The New Holding

I’ve been thinking of schools as holding environments for years, but never has the relevance of the concept been clearer to me than now. Schools don’t just house students; they are essential containers for adults.

They have walls and offices and doors; they have bells that mark beginnings and endings; they have rules and consequences and procedures; they are committed to keeping people safe. They are literally boxes that divide up space and time and roles and responsibilities. When teachers enter, they know what to do. When they exit, they at least in theory can leave the school world behind.

All that is gone.

Instead, it seems that educators are now standing in their own vast private expanses filled with limitless need.

And no horizon in sight.

The limitless need has always been there — there’s really no end to what students can take from their teachers. What’s new is there’s no container for those needs. And no container for the people whose job it is to satisfy those needs.

So teachers are running around in these endless fields

working

and worrying

and wearing out

as they try to contain everyone and everything all by themselves.
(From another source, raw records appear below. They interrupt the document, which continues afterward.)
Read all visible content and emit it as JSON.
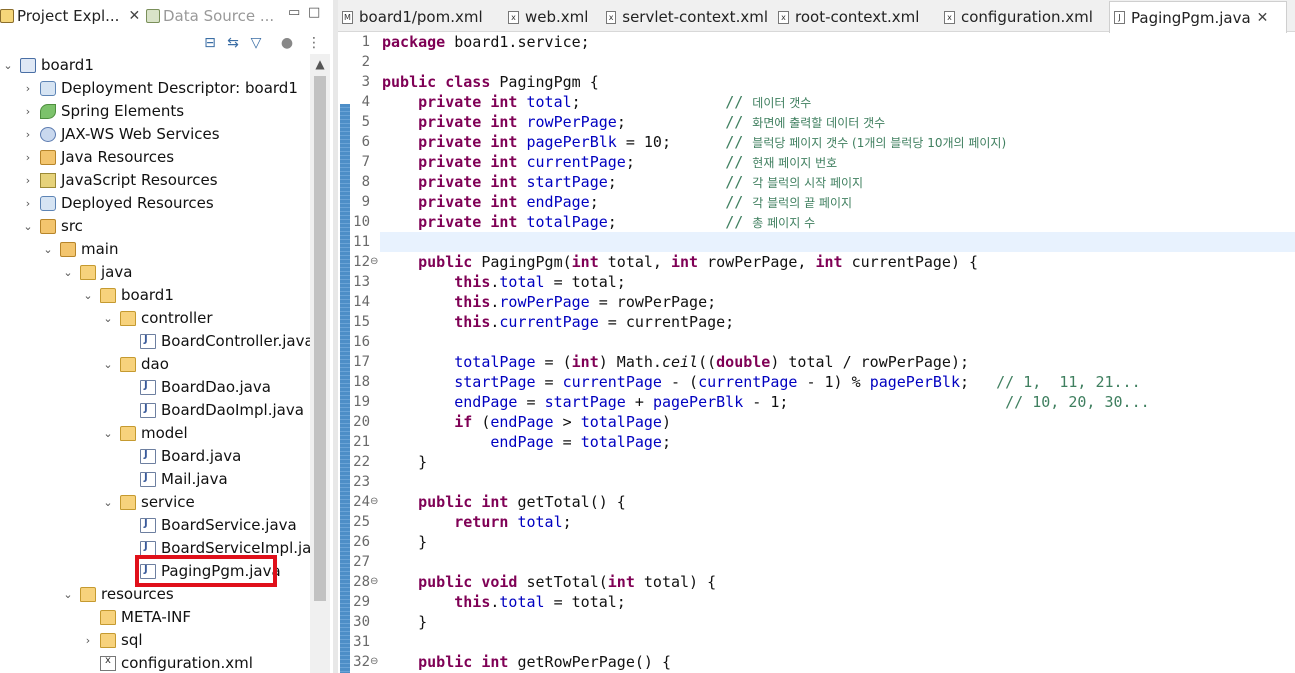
{
  "left_panel": {
    "tabs": [
      {
        "label": "Project Expl...",
        "active": true
      },
      {
        "label": "Data Source ...",
        "active": false
      }
    ]
  },
  "tree": [
    {
      "label": "board1",
      "icon": "project-icon",
      "depth": 0,
      "expanded": true
    },
    {
      "label": "Deployment Descriptor: board1",
      "icon": "deployment-descriptor-icon",
      "depth": 1,
      "expanded": false
    },
    {
      "label": "Spring Elements",
      "icon": "spring-icon",
      "depth": 1,
      "expanded": false
    },
    {
      "label": "JAX-WS Web Services",
      "icon": "web-services-icon",
      "depth": 1,
      "expanded": false
    },
    {
      "label": "Java Resources",
      "icon": "java-resources-icon",
      "depth": 1,
      "expanded": false
    },
    {
      "label": "JavaScript Resources",
      "icon": "javascript-resources-icon",
      "depth": 1,
      "expanded": false
    },
    {
      "label": "Deployed Resources",
      "icon": "deployed-resources-icon",
      "depth": 1,
      "expanded": false
    },
    {
      "label": "src",
      "icon": "source-folder-icon",
      "depth": 1,
      "expanded": true
    },
    {
      "label": "main",
      "icon": "source-folder-icon",
      "depth": 2,
      "expanded": true
    },
    {
      "label": "java",
      "icon": "folder-icon",
      "depth": 3,
      "expanded": true
    },
    {
      "label": "board1",
      "icon": "folder-icon",
      "depth": 4,
      "expanded": true
    },
    {
      "label": "controller",
      "icon": "folder-icon",
      "depth": 5,
      "expanded": true
    },
    {
      "label": "BoardController.java",
      "icon": "java-file-icon",
      "depth": 6,
      "expanded": null
    },
    {
      "label": "dao",
      "icon": "folder-icon",
      "depth": 5,
      "expanded": true
    },
    {
      "label": "BoardDao.java",
      "icon": "java-file-icon",
      "depth": 6,
      "expanded": null
    },
    {
      "label": "BoardDaoImpl.java",
      "icon": "java-file-icon",
      "depth": 6,
      "expanded": null
    },
    {
      "label": "model",
      "icon": "folder-icon",
      "depth": 5,
      "expanded": true
    },
    {
      "label": "Board.java",
      "icon": "java-file-icon",
      "depth": 6,
      "expanded": null
    },
    {
      "label": "Mail.java",
      "icon": "java-file-icon",
      "depth": 6,
      "expanded": null
    },
    {
      "label": "service",
      "icon": "folder-icon",
      "depth": 5,
      "expanded": true
    },
    {
      "label": "BoardService.java",
      "icon": "java-file-icon",
      "depth": 6,
      "expanded": null
    },
    {
      "label": "BoardServiceImpl.java",
      "icon": "java-file-icon",
      "depth": 6,
      "expanded": null
    },
    {
      "label": "PagingPgm.java",
      "icon": "java-file-icon",
      "depth": 6,
      "expanded": null,
      "selected": true
    },
    {
      "label": "resources",
      "icon": "folder-icon",
      "depth": 3,
      "expanded": true
    },
    {
      "label": "META-INF",
      "icon": "folder-icon",
      "depth": 4,
      "expanded": null
    },
    {
      "label": "sql",
      "icon": "folder-icon",
      "depth": 4,
      "expanded": false
    },
    {
      "label": "configuration.xml",
      "icon": "xml-file-icon",
      "depth": 4,
      "expanded": null
    }
  ],
  "editor": {
    "tabs": [
      {
        "label": "board1/pom.xml",
        "icon": "maven-file-icon",
        "active": false
      },
      {
        "label": "web.xml",
        "icon": "xml-file-icon",
        "active": false
      },
      {
        "label": "servlet-context.xml",
        "icon": "xml-file-icon",
        "active": false
      },
      {
        "label": "root-context.xml",
        "icon": "xml-file-icon",
        "active": false
      },
      {
        "label": "configuration.xml",
        "icon": "xml-file-icon",
        "active": false
      },
      {
        "label": "PagingPgm.java",
        "icon": "java-file-icon",
        "active": true
      }
    ],
    "current_line": 11,
    "lines": [
      {
        "n": "1",
        "fold": false,
        "tokens": [
          [
            "kw",
            "package"
          ],
          [
            "p",
            " board1.service;"
          ]
        ]
      },
      {
        "n": "2",
        "fold": false,
        "tokens": []
      },
      {
        "n": "3",
        "fold": false,
        "tokens": [
          [
            "kw",
            "public"
          ],
          [
            "p",
            " "
          ],
          [
            "kw",
            "class"
          ],
          [
            "p",
            " PagingPgm {"
          ]
        ]
      },
      {
        "n": "4",
        "fold": false,
        "tokens": [
          [
            "p",
            "    "
          ],
          [
            "kw",
            "private"
          ],
          [
            "p",
            " "
          ],
          [
            "kw",
            "int"
          ],
          [
            "p",
            " "
          ],
          [
            "fd",
            "total"
          ],
          [
            "p",
            ";                "
          ],
          [
            "cm",
            "// "
          ],
          [
            "cmk",
            "데이터 갯수"
          ]
        ]
      },
      {
        "n": "5",
        "fold": false,
        "tokens": [
          [
            "p",
            "    "
          ],
          [
            "kw",
            "private"
          ],
          [
            "p",
            " "
          ],
          [
            "kw",
            "int"
          ],
          [
            "p",
            " "
          ],
          [
            "fd",
            "rowPerPage"
          ],
          [
            "p",
            ";           "
          ],
          [
            "cm",
            "// "
          ],
          [
            "cmk",
            "화면에 출력할 데이터 갯수"
          ]
        ]
      },
      {
        "n": "6",
        "fold": false,
        "tokens": [
          [
            "p",
            "    "
          ],
          [
            "kw",
            "private"
          ],
          [
            "p",
            " "
          ],
          [
            "kw",
            "int"
          ],
          [
            "p",
            " "
          ],
          [
            "fd",
            "pagePerBlk"
          ],
          [
            "p",
            " = 10;      "
          ],
          [
            "cm",
            "// "
          ],
          [
            "cmk",
            "블럭당 페이지 갯수 (1개의 블럭당 10개의 페이지)"
          ]
        ]
      },
      {
        "n": "7",
        "fold": false,
        "tokens": [
          [
            "p",
            "    "
          ],
          [
            "kw",
            "private"
          ],
          [
            "p",
            " "
          ],
          [
            "kw",
            "int"
          ],
          [
            "p",
            " "
          ],
          [
            "fd",
            "currentPage"
          ],
          [
            "p",
            ";          "
          ],
          [
            "cm",
            "// "
          ],
          [
            "cmk",
            "현재 페이지 번호"
          ]
        ]
      },
      {
        "n": "8",
        "fold": false,
        "tokens": [
          [
            "p",
            "    "
          ],
          [
            "kw",
            "private"
          ],
          [
            "p",
            " "
          ],
          [
            "kw",
            "int"
          ],
          [
            "p",
            " "
          ],
          [
            "fd",
            "startPage"
          ],
          [
            "p",
            ";            "
          ],
          [
            "cm",
            "// "
          ],
          [
            "cmk",
            "각 블럭의 시작 페이지"
          ]
        ]
      },
      {
        "n": "9",
        "fold": false,
        "tokens": [
          [
            "p",
            "    "
          ],
          [
            "kw",
            "private"
          ],
          [
            "p",
            " "
          ],
          [
            "kw",
            "int"
          ],
          [
            "p",
            " "
          ],
          [
            "fd",
            "endPage"
          ],
          [
            "p",
            ";              "
          ],
          [
            "cm",
            "// "
          ],
          [
            "cmk",
            "각 블럭의 끝 페이지"
          ]
        ]
      },
      {
        "n": "10",
        "fold": false,
        "tokens": [
          [
            "p",
            "    "
          ],
          [
            "kw",
            "private"
          ],
          [
            "p",
            " "
          ],
          [
            "kw",
            "int"
          ],
          [
            "p",
            " "
          ],
          [
            "fd",
            "totalPage"
          ],
          [
            "p",
            ";            "
          ],
          [
            "cm",
            "// "
          ],
          [
            "cmk",
            "총 페이지 수"
          ]
        ]
      },
      {
        "n": "11",
        "fold": false,
        "tokens": []
      },
      {
        "n": "12",
        "fold": true,
        "tokens": [
          [
            "p",
            "    "
          ],
          [
            "kw",
            "public"
          ],
          [
            "p",
            " PagingPgm("
          ],
          [
            "kw",
            "int"
          ],
          [
            "p",
            " total, "
          ],
          [
            "kw",
            "int"
          ],
          [
            "p",
            " rowPerPage, "
          ],
          [
            "kw",
            "int"
          ],
          [
            "p",
            " currentPage) {"
          ]
        ]
      },
      {
        "n": "13",
        "fold": false,
        "tokens": [
          [
            "p",
            "        "
          ],
          [
            "kw",
            "this"
          ],
          [
            "p",
            "."
          ],
          [
            "fd",
            "total"
          ],
          [
            "p",
            " = total;"
          ]
        ]
      },
      {
        "n": "14",
        "fold": false,
        "tokens": [
          [
            "p",
            "        "
          ],
          [
            "kw",
            "this"
          ],
          [
            "p",
            "."
          ],
          [
            "fd",
            "rowPerPage"
          ],
          [
            "p",
            " = rowPerPage;"
          ]
        ]
      },
      {
        "n": "15",
        "fold": false,
        "tokens": [
          [
            "p",
            "        "
          ],
          [
            "kw",
            "this"
          ],
          [
            "p",
            "."
          ],
          [
            "fd",
            "currentPage"
          ],
          [
            "p",
            " = currentPage;"
          ]
        ]
      },
      {
        "n": "16",
        "fold": false,
        "tokens": []
      },
      {
        "n": "17",
        "fold": false,
        "tokens": [
          [
            "p",
            "        "
          ],
          [
            "fd",
            "totalPage"
          ],
          [
            "p",
            " = ("
          ],
          [
            "kw",
            "int"
          ],
          [
            "p",
            ") Math."
          ],
          [
            "it",
            "ceil"
          ],
          [
            "p",
            "(("
          ],
          [
            "kw",
            "double"
          ],
          [
            "p",
            ") total / rowPerPage);"
          ]
        ]
      },
      {
        "n": "18",
        "fold": false,
        "tokens": [
          [
            "p",
            "        "
          ],
          [
            "fd",
            "startPage"
          ],
          [
            "p",
            " = "
          ],
          [
            "fd",
            "currentPage"
          ],
          [
            "p",
            " - ("
          ],
          [
            "fd",
            "currentPage"
          ],
          [
            "p",
            " - 1) % "
          ],
          [
            "fd",
            "pagePerBlk"
          ],
          [
            "p",
            ";   "
          ],
          [
            "cm",
            "// 1,  11, 21..."
          ]
        ]
      },
      {
        "n": "19",
        "fold": false,
        "tokens": [
          [
            "p",
            "        "
          ],
          [
            "fd",
            "endPage"
          ],
          [
            "p",
            " = "
          ],
          [
            "fd",
            "startPage"
          ],
          [
            "p",
            " + "
          ],
          [
            "fd",
            "pagePerBlk"
          ],
          [
            "p",
            " - 1;                        "
          ],
          [
            "cm",
            "// 10, 20, 30..."
          ]
        ]
      },
      {
        "n": "20",
        "fold": false,
        "tokens": [
          [
            "p",
            "        "
          ],
          [
            "kw",
            "if"
          ],
          [
            "p",
            " ("
          ],
          [
            "fd",
            "endPage"
          ],
          [
            "p",
            " > "
          ],
          [
            "fd",
            "totalPage"
          ],
          [
            "p",
            ")"
          ]
        ]
      },
      {
        "n": "21",
        "fold": false,
        "tokens": [
          [
            "p",
            "            "
          ],
          [
            "fd",
            "endPage"
          ],
          [
            "p",
            " = "
          ],
          [
            "fd",
            "totalPage"
          ],
          [
            "p",
            ";"
          ]
        ]
      },
      {
        "n": "22",
        "fold": false,
        "tokens": [
          [
            "p",
            "    }"
          ]
        ]
      },
      {
        "n": "23",
        "fold": false,
        "tokens": []
      },
      {
        "n": "24",
        "fold": true,
        "tokens": [
          [
            "p",
            "    "
          ],
          [
            "kw",
            "public"
          ],
          [
            "p",
            " "
          ],
          [
            "kw",
            "int"
          ],
          [
            "p",
            " getTotal() {"
          ]
        ]
      },
      {
        "n": "25",
        "fold": false,
        "tokens": [
          [
            "p",
            "        "
          ],
          [
            "kw",
            "return"
          ],
          [
            "p",
            " "
          ],
          [
            "fd",
            "total"
          ],
          [
            "p",
            ";"
          ]
        ]
      },
      {
        "n": "26",
        "fold": false,
        "tokens": [
          [
            "p",
            "    }"
          ]
        ]
      },
      {
        "n": "27",
        "fold": false,
        "tokens": []
      },
      {
        "n": "28",
        "fold": true,
        "tokens": [
          [
            "p",
            "    "
          ],
          [
            "kw",
            "public"
          ],
          [
            "p",
            " "
          ],
          [
            "kw",
            "void"
          ],
          [
            "p",
            " setTotal("
          ],
          [
            "kw",
            "int"
          ],
          [
            "p",
            " total) {"
          ]
        ]
      },
      {
        "n": "29",
        "fold": false,
        "tokens": [
          [
            "p",
            "        "
          ],
          [
            "kw",
            "this"
          ],
          [
            "p",
            "."
          ],
          [
            "fd",
            "total"
          ],
          [
            "p",
            " = total;"
          ]
        ]
      },
      {
        "n": "30",
        "fold": false,
        "tokens": [
          [
            "p",
            "    }"
          ]
        ]
      },
      {
        "n": "31",
        "fold": false,
        "tokens": []
      },
      {
        "n": "32",
        "fold": true,
        "tokens": [
          [
            "p",
            "    "
          ],
          [
            "kw",
            "public"
          ],
          [
            "p",
            " "
          ],
          [
            "kw",
            "int"
          ],
          [
            "p",
            " getRowPerPage() {"
          ]
        ]
      }
    ]
  }
}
Students are scattered all over. They’re living in environments that may not be conducive to learning, that may not actually be safe. They’re sick and caring for sick relatives and grieving. They’ve disappeared, fallen completely out of touch. They need what individual teachers can’t give them, like therapy or hours of individual support or technological aid or morning wake-up calls or the motivation to work on their writing instead of playing video games. They’ve even got parents who need help from teachers or are so tired of hearing from those teachers about their slacking kids that they, too, have stopped communicating.

Teachers can’t hold all this. They can’t be the container that schoolhouses used to be.
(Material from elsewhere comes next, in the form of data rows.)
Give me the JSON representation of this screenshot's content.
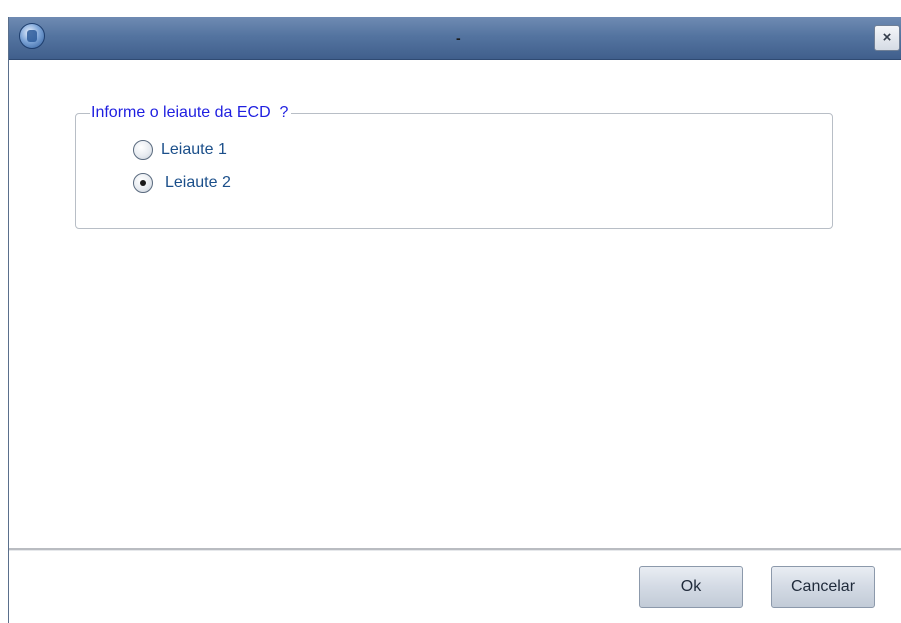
{
  "window": {
    "title": "-",
    "close_label": "×"
  },
  "group": {
    "legend": "Informe o leiaute da ECD  ?",
    "options": [
      {
        "label": "Leiaute 1",
        "checked": false
      },
      {
        "label": "Leiaute 2",
        "checked": true
      }
    ]
  },
  "footer": {
    "ok_label": "Ok",
    "cancel_label": "Cancelar"
  },
  "colors": {
    "titlebar": "#5474a0",
    "legend_text": "#1f1fe0",
    "option_text": "#1b4f8a"
  },
  "icons": {
    "app": "app-logo-icon",
    "close": "close-icon"
  }
}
So what does the new holding look like?

The answer, as I see it, derives from these questions:

What does the new holding look like for you now?

How are you dividing up your time? (Are you?) Whose needs are pulling you? Whose demands are pushing you? When does your anxiety spike? When are you relaxed and in the flow? (I can hear some teachers laughing right now.) When do your arms start to burn from (figuratively) holding too much?

Next question:

What should the new holding look like for you?

Where does the possible turn into the impossible? How can you pare your responsibilities down so you always stay within the possible range? Where do your responsibilities end and students’ (and parents’) begin? What limits — beginning times, ending times, unplugged times, deadlines — are you willing to accept and, importantly, enforce? What structures can you build around yourself that can contain you (and, by extension, your students)? How can you find peace with your answers?

Final and extremely important question:

Who will hold you?

So. A possible mantra for this week, to ask yourself right before you get out of bed in the morning:

What will the new holding look like for me today?